Eu os amei o suficiente para fazê-los pagar as balas que tiraram do supermercado e dizer ao gerente: “Nós pegamos isto ontem e gostaríamos de pagar”.

Eu os amei o suficiente para ficar em pé ao lado de vocês, uma hora, enquanto limpavam o seu quarto - tarefa que eu faria em menos de dez minutos.

Eu os amei o suficiente para deixá-los perceber, além do amor que eu sentia por vocês, eventuais desapontamentos e também as lágrimas nos meus olhos.

Eu os amei o suficiente para deixá-los assumir a responsabilidade das suas ações, mesmo quando as penalidades eram tão duras que me partiam o coração.

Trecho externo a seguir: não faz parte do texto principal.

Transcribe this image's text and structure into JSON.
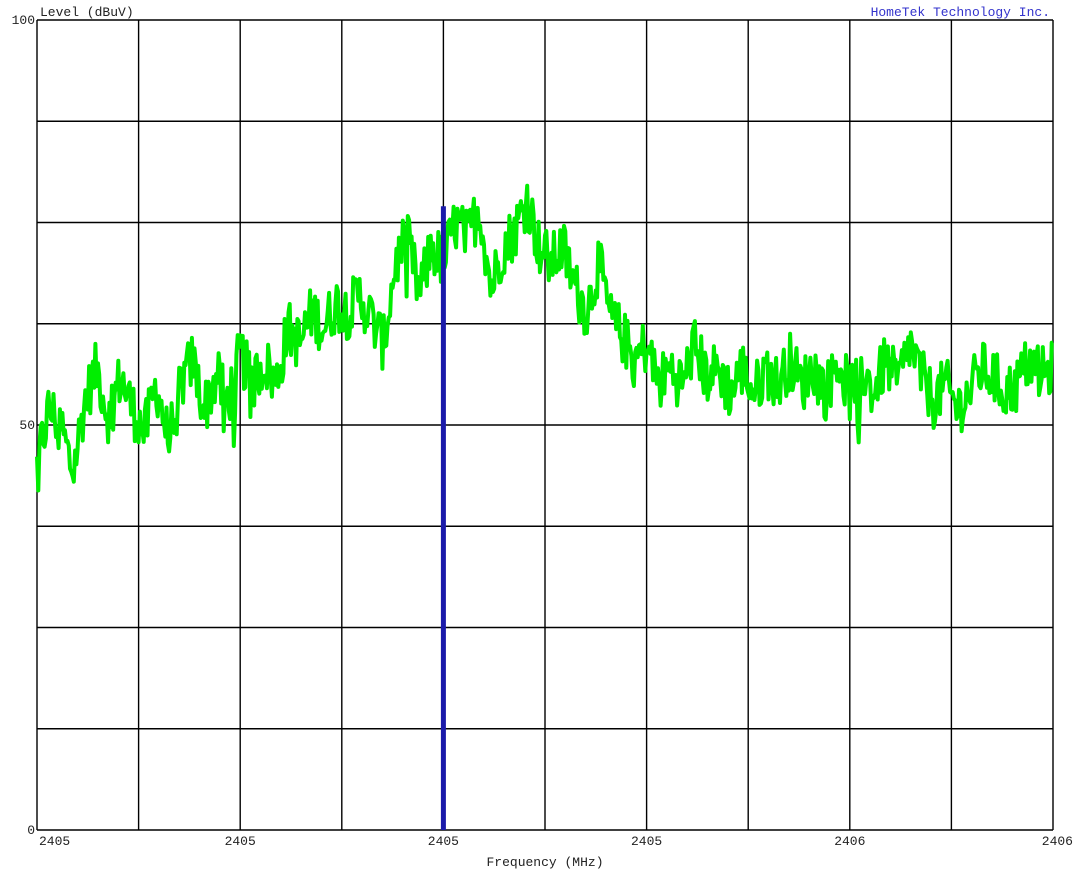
{
  "chart_data": {
    "type": "line",
    "ylabel": "Level (dBuV)",
    "xlabel": "Frequency (MHz)",
    "brand": "HomeTek Technology Inc.",
    "ylim": [
      0,
      100
    ],
    "y_tick_labels": [
      "100",
      "50",
      "0"
    ],
    "x_tick_labels": [
      "2405",
      "2405",
      "2405",
      "2405",
      "2406",
      "2406"
    ],
    "grid": true,
    "colors": {
      "trace": "#00ee00",
      "marker": "#1a1aaa",
      "grid": "#000000",
      "brand": "#3333cc"
    },
    "marker": {
      "x_fraction": 0.4,
      "level": 77
    },
    "series": [
      {
        "y": [
          45,
          52,
          50,
          44,
          53,
          57,
          51,
          56,
          52,
          49,
          55,
          48,
          55,
          58,
          52,
          56,
          53,
          59,
          55,
          58,
          55,
          62,
          60,
          64,
          62,
          65,
          64,
          66,
          63,
          60,
          70,
          73,
          66,
          72,
          70,
          75,
          73,
          77,
          67,
          72,
          74,
          78,
          72,
          70,
          72,
          67,
          64,
          70,
          63,
          61,
          58,
          60,
          55,
          57,
          55,
          60,
          56,
          57,
          54,
          57,
          54,
          57,
          55,
          58,
          55,
          57,
          54,
          58,
          54,
          57,
          54,
          58,
          55,
          60,
          56,
          53,
          55,
          52,
          54,
          57,
          56,
          54,
          55,
          58,
          56,
          57
        ]
      }
    ]
  }
}
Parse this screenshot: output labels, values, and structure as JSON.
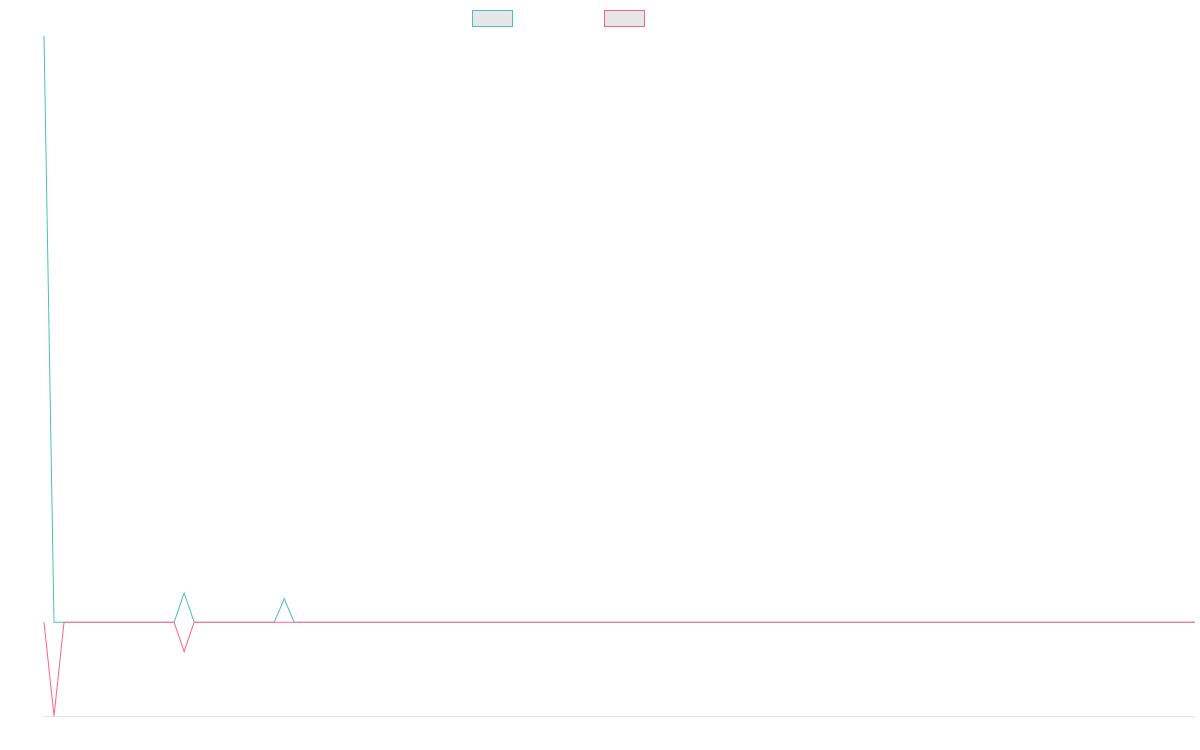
{
  "chart_data": {
    "type": "line",
    "title": "",
    "xlabel": "",
    "ylabel": "",
    "x": [
      0,
      1,
      2,
      3,
      4,
      5,
      6,
      7,
      8,
      9,
      10,
      11,
      12,
      13,
      14,
      15,
      16,
      17,
      18,
      19,
      20,
      21,
      22,
      23,
      24,
      25,
      26,
      27,
      28,
      29,
      30,
      31,
      32,
      33,
      34,
      35,
      36,
      37,
      38,
      39,
      40,
      41,
      42,
      43,
      44,
      45,
      46,
      47,
      48,
      49,
      50,
      51,
      52,
      53,
      54,
      55,
      56,
      57,
      58,
      59,
      60,
      61,
      62,
      63,
      64,
      65,
      66,
      67,
      68,
      69,
      70,
      71,
      72,
      73,
      74,
      75,
      76,
      77,
      78,
      79,
      80,
      81,
      82,
      83,
      84,
      85,
      86,
      87,
      88,
      89,
      90,
      91,
      92,
      93,
      94,
      95,
      96,
      97,
      98,
      99,
      100,
      101,
      102,
      103,
      104,
      105,
      106,
      107,
      108,
      109,
      110,
      111,
      112,
      113,
      114,
      115
    ],
    "series": [
      {
        "color": "#4bc0c0",
        "fill": "#e6e6e6",
        "values": [
          100,
          0,
          0,
          0,
          0,
          0,
          0,
          0,
          0,
          0,
          0,
          0,
          0,
          0,
          5,
          0,
          0,
          0,
          0,
          0,
          0,
          0,
          0,
          0,
          4,
          0,
          0,
          0,
          0,
          0,
          0,
          0,
          0,
          0,
          0,
          0,
          0,
          0,
          0,
          0,
          0,
          0,
          0,
          0,
          0,
          0,
          0,
          0,
          0,
          0,
          0,
          0,
          0,
          0,
          0,
          0,
          0,
          0,
          0,
          0,
          0,
          0,
          0,
          0,
          0,
          0,
          0,
          0,
          0,
          0,
          0,
          0,
          0,
          0,
          0,
          0,
          0,
          0,
          0,
          0,
          0,
          0,
          0,
          0,
          0,
          0,
          0,
          0,
          0,
          0,
          0,
          0,
          0,
          0,
          0,
          0,
          0,
          0,
          0,
          0,
          0,
          0,
          0,
          0,
          0,
          0,
          0,
          0,
          0,
          0,
          0,
          0,
          0,
          0,
          0,
          0
        ]
      },
      {
        "color": "#ff6384",
        "fill": "#e6e6e6",
        "values": [
          0,
          -16,
          0,
          0,
          0,
          0,
          0,
          0,
          0,
          0,
          0,
          0,
          0,
          0,
          -5,
          0,
          0,
          0,
          0,
          0,
          0,
          0,
          0,
          0,
          0,
          0,
          0,
          0,
          0,
          0,
          0,
          0,
          0,
          0,
          0,
          0,
          0,
          0,
          0,
          0,
          0,
          0,
          0,
          0,
          0,
          0,
          0,
          0,
          0,
          0,
          0,
          0,
          0,
          0,
          0,
          0,
          0,
          0,
          0,
          0,
          0,
          0,
          0,
          0,
          0,
          0,
          0,
          0,
          0,
          0,
          0,
          0,
          0,
          0,
          0,
          0,
          0,
          0,
          0,
          0,
          0,
          0,
          0,
          0,
          0,
          0,
          0,
          0,
          0,
          0,
          0,
          0,
          0,
          0,
          0,
          0,
          0,
          0,
          0,
          0,
          0,
          0,
          0,
          0,
          0,
          0,
          0,
          0,
          0,
          0,
          0,
          0,
          0,
          0,
          0,
          0
        ]
      }
    ],
    "xlim": [
      0,
      115
    ],
    "ylim": [
      -16,
      100
    ],
    "legend_position": "top",
    "grid": false,
    "x_axis_line": true,
    "y_axis_line": false
  }
}
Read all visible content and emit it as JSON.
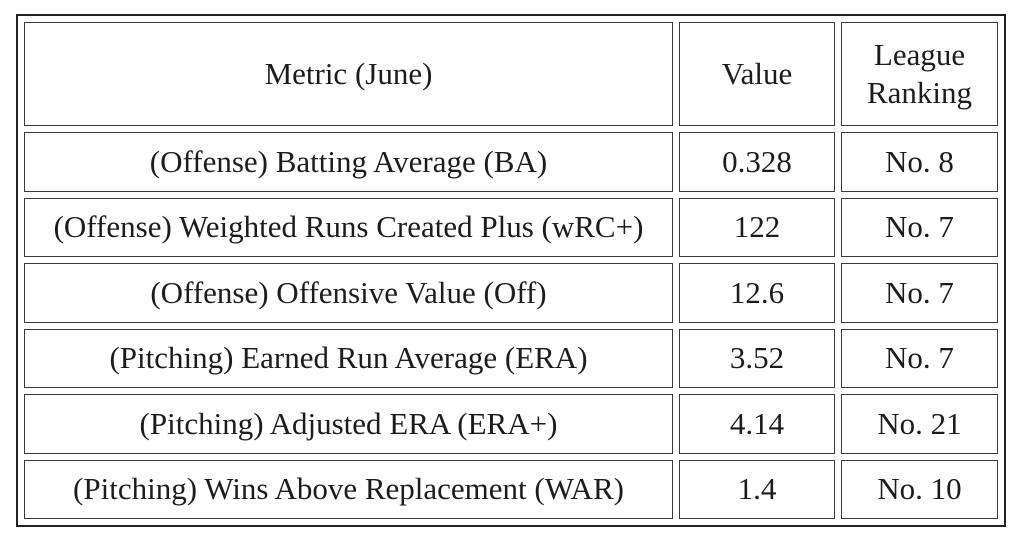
{
  "page": {
    "background": "#ffffff",
    "colors": {
      "outer_border": "#212121",
      "cell_border": "#3a3a3a",
      "text": "#1c1c1c"
    }
  },
  "table": {
    "columns": [
      "Metric (June)",
      "Value",
      "League Ranking"
    ],
    "rows": [
      {
        "metric": "(Offense) Batting Average (BA)",
        "value": "0.328",
        "ranking": "No. 8"
      },
      {
        "metric": "(Offense) Weighted Runs Created Plus (wRC+)",
        "value": "122",
        "ranking": "No. 7"
      },
      {
        "metric": "(Offense) Offensive Value (Off)",
        "value": "12.6",
        "ranking": "No. 7"
      },
      {
        "metric": "(Pitching) Earned Run Average (ERA)",
        "value": "3.52",
        "ranking": "No. 7"
      },
      {
        "metric": "(Pitching) Adjusted ERA (ERA+)",
        "value": "4.14",
        "ranking": "No. 21"
      },
      {
        "metric": "(Pitching) Wins Above Replacement (WAR)",
        "value": "1.4",
        "ranking": "No. 10"
      }
    ]
  }
}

Mais do que tudo, eu os amei o suficiente para dizer-lhes “não”, quando eu sabia que vocês poderiam me odiar por isso - e em alguns momentos até me odiaram.

Essas eram as mais difíceis batalhas. Mas estou contente, venci!... Porque no final vocês venceram também!

E em qualquer dia no futuro, quando meus netos forem crescidos o suficiente para entender a lógica que motiva o comportamento dos pais e mães; quando eles lhes perguntarem se sua mãe era má, vocês, meus filhos, vão lhes dizer:

“Sim, nossa mãe era má. Era a mãe mais má do mundo...

“As outras crianças comiam doces e guloseimas no café e nós tínhamos que comer cereais, ovos, torradas.

“As outras crianças bebiam refrigerantes, comiam batatas fritas e sorvetes no almoço, enquanto nós tínhamos que comer arroz, feijão, carne, legumes e frutas.

“Ela insistia em saber onde estávamos a toda hora. Mamãe tinha que saber quem eram nossos amigos e o que fazíamos com eles.

“Ela insistia que lhe disséssemos com quem sairíamos, mesmo que demorássemos pouco tempo para voltar.

“Quando éramos adolescentes, ela conseguia até ler os nossos pensamentos...

“Muitas vezes pensávamos que nossa vida era mesmo chata!

“Ela não deixava os nossos amigos simplesmente tocarem a buzina do carro para que saíssemos; tinham que subir, bater à porta para ela os conhecer.

“Enquanto todos podiam voltar tarde da noite com doze anos, tivemos que esperar pelos dezesseis para chegar um pouco mais tarde, e ela ainda se levantava para saber se a festa foi boa - só para ver como estávamos ao voltar.

“Por causa de nossa mãe má nós perdemos grandes experiências na adolescência: Nenhum de nós se envolveu com drogas, com roubo, com atos de vandalismo, com violação de propriedade, nem fomos presos por nenhum crime!

“Foi tudo por causa dela!

“Agora que já somos adultos, honestos e educados, estamos fazendo o máximo para sermos ‘pais maus’, como foi nossa mãe.”

Um dos grandes males do mundo de hoje é que não há suficientes mães más!